Sadar Wisata, Belajar ke Lima Puluh Kota

Pelatihan Sadar Wisata Lima Puluh Kota di Nagari Pariangan Kabupaten Tanah Datar.

Limapuluh Kota – Pola pelatihan dan pemberdayaan sadar wisata bagi pelaku wisata Kabupaten Limapuluh Kota perlu ditiru oleh Pemerintah Daerah lain. Terutama bagi Luak Nan Tuo termasuk Provinsi Sumbar karena tidak hanya output yang dikejar dalam pelaksaannya tapi lebih pada out come serta perlibatan pemerintah terendah yang memiliki destinasi.

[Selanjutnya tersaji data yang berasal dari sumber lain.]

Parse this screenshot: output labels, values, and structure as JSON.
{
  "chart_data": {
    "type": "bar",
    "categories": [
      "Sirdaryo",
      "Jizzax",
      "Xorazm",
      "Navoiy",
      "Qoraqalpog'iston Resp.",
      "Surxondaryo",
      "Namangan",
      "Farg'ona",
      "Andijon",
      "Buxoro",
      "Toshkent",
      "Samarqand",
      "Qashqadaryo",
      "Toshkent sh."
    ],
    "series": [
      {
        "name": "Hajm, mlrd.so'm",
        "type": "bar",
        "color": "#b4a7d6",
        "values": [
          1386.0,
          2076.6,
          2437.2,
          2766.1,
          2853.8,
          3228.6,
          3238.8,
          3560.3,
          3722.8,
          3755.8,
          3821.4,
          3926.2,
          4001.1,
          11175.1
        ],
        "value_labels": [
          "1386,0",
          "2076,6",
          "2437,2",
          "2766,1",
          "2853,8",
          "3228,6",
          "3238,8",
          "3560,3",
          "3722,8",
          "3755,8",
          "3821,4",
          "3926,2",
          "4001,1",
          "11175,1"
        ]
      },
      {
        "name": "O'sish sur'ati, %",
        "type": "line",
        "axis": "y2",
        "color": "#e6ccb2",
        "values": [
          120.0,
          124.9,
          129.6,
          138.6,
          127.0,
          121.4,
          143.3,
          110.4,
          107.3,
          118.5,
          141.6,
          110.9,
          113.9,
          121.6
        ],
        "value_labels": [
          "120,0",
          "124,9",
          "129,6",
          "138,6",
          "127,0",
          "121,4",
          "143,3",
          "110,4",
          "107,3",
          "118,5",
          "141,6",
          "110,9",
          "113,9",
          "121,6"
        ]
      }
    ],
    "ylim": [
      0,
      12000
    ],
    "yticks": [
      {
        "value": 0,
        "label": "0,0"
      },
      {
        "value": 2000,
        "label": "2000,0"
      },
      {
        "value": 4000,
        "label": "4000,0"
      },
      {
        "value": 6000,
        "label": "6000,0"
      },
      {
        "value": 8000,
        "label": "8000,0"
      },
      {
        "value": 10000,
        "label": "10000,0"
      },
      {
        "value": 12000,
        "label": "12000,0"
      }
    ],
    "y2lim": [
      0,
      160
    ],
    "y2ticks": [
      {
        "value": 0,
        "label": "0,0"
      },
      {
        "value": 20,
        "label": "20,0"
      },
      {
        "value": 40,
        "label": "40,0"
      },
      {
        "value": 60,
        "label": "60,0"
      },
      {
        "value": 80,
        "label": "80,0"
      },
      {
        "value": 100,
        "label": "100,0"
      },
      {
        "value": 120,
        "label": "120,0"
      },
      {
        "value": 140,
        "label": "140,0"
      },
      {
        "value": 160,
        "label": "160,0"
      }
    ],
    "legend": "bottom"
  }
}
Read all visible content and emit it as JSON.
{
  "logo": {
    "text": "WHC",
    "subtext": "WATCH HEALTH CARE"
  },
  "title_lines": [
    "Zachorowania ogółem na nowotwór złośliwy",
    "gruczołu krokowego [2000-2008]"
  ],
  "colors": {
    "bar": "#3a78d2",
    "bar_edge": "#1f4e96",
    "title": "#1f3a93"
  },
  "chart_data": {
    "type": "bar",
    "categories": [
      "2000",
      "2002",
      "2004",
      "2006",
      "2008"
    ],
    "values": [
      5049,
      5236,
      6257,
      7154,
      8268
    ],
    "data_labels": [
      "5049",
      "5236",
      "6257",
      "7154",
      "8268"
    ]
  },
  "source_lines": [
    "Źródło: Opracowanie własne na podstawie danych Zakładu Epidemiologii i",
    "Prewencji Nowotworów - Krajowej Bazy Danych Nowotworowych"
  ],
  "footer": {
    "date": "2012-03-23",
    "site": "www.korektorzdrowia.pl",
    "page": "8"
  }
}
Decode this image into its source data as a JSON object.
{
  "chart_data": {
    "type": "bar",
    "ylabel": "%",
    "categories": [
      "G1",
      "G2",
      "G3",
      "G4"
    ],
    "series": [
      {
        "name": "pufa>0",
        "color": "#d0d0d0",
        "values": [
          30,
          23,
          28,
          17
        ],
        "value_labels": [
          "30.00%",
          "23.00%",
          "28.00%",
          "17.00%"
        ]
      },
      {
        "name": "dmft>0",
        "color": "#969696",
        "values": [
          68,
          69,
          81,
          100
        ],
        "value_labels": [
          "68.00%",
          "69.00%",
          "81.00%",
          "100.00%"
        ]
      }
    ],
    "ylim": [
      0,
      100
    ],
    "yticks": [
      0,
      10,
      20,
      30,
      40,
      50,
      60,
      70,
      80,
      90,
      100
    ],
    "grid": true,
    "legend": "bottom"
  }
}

Seluruh kegiatannya melibatkan masyarakat dilokasi destinasi, mulai dari makanan dan minuman serta penginapannya harus dari masyarakat, sehingga dampaknya betul betul dirasakan oleh masyarakat sekitar yang tinggal di lokasi destinasi wisata, sehinga perputaran uang itu dinikmati oleh masyarakat.

Demikian disampaikan Ketua BPRN Nagari Pariangan M. Denil, M.Pd, di ruangan Aula Kantor Nagari Pariangan, kemaren. kegiatan yang dilakuakan selama 3 hari tersebut merupakan koloborasi Pokdarwis kedua daerah tersebut. sementara  sasaran dari kegiatan pariwisata adalah ekonomi masyarakat tumbuh dan berkembang.

Peserta Pelatihan Sadar Wisata Lima Puluh Kota.

Sementara Kabid Pariwisata Kab Limapuluh Kota Ali Hasan, S.Sos mengatakan, bahwa sadar wisata merupakan hal mendasar yang harus di pahami oleh setiap lapisan masyarakat. Kesadaran wisata yang tinggi mendorong masyarakat untuk berperan serta aktif dalam pembangunan pariwisata.

Upaya peningkatan sadar wisata bagi masyarakat Kabupaten Limapuluh Kota sangat penting karena ada 50 destinasi wisata yang sedang berkembang, namun belum didukung dengan kesiapan sumber daya manusia.

“Selain itu, tingkat sadar wisata masih perlu kita optimalkan dengan berbagai pelatihan atau pemberdayaan untuk meningkatkan sumber daya manusia sehingga bisa menjadi penggerak utama pengembangan desa atau nagari wisata dalam aspek perekonomian,” kata Ali Hasan Kabid Pariwisata Lima Puluh Kota yang juga praktisi kepariwisataan Sumbar ini.

Pola pelatihan adalah pelibatan masyarakat di destinasi sehingga masyarakat mempunyai pemahaman yang kuat tentang pengembangan desa atau nagari wisata dan meningkatkan kesadaran serta terlibat aktif dalam pengelolaan desa atau nagari wisata.

Kegiatan pelatihan sadar wisata di desa wisata Pariangan diadakan dari tanggal 26-28 Oktober 2022, diikuti 40 orang peserta dari kelompok sadar wisata dengan narasumber dari akademisi dan praktisi pariwisata yaitu Kepala Dinas Pariwisata Pemuda dan Olahraga Kab. Limapuluh Kota Desri, S.Pd MM dengan Kebijakan dan sapta pesona.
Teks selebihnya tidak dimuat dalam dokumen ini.